Parental Consortium in Tort Damages: GOEBEL V. ARNETT (COA 8/24/2007)

GOEBEL V. ARNETT
TORTS:  PARENTAL CONSORTIUM IN A NON-DEATH CASE; INTENTIONAL INFLICTION OF EMOTIONAL DISTRESS; ADOPTION MALPRACTICE
2006-CA-001656
PUBLISHED: AFFIRMING IN PART, AND VACATING AND REMANDING
PANEL: COMBS, PRESIDING; NICKELL AND WINE CONCUR
COUNTY: CAMPBELL
DATE RENDERED: 08/24/2007

CA affirms in part and vacates and remands in part TC entry of SJ for attorney in this case of adoption malpractice, fraud, negligent misrepresentation, loss of consortium and intentional infliction of emotional distress.

Appellant, depressed, pregnant and estranged from the baby’s father, contacted Adoptions of Kentucky, Inc. She was told she needed an attorney and was referred to Arnett without being told that Arnett was the owner/sole shareholder of Adoptions of Kentucky. Arnett also represented the mother, the adoptive parents and her own agency at the termination proceedings. She did not tell the mother that the adoptive parents had paid the firm a fee in excess of $6,000. The mother also alleges that Arnett ordered her avoid the father before the termination occurred, to falsely inform the court that she did not know the identy of the father, and to terminate her own parental rights under threat of a countersuit from the adoptive parents. The termination was entered. Since, the father was able to regain custody; he and the child now live in Egypt. The mother’s motion to set aside her termination was denied and she did not appeal. She filed suit against Arnett and Adoptions of Kentucky. The TC entered SJ against the appellant, noting that since she did not appeal the denial of her motion to set aside her termination she could not recover on her claims as a matter of law. The TC believed that appellant was attempting to re-litigate issues raised, and denied, in her CR 60.02 motion.

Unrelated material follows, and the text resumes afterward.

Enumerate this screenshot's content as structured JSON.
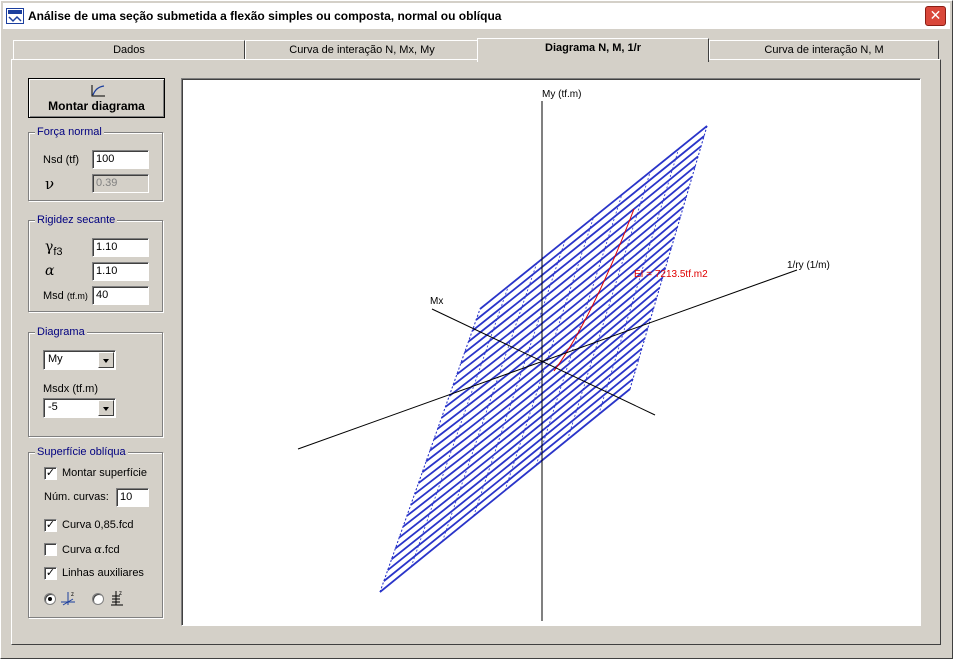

The CA affirms in part and vacates and remands in part, holding that the TC erred in concluding that appellant was attempting to re-litigate adjudicated issues. Appellant’s claims of Arnett and Adoptions of Kentucky’s wrongdoing and negligence had never been litigated. The loss of consortium claim, however, was properly dismissed. The IIED claim, however, remains.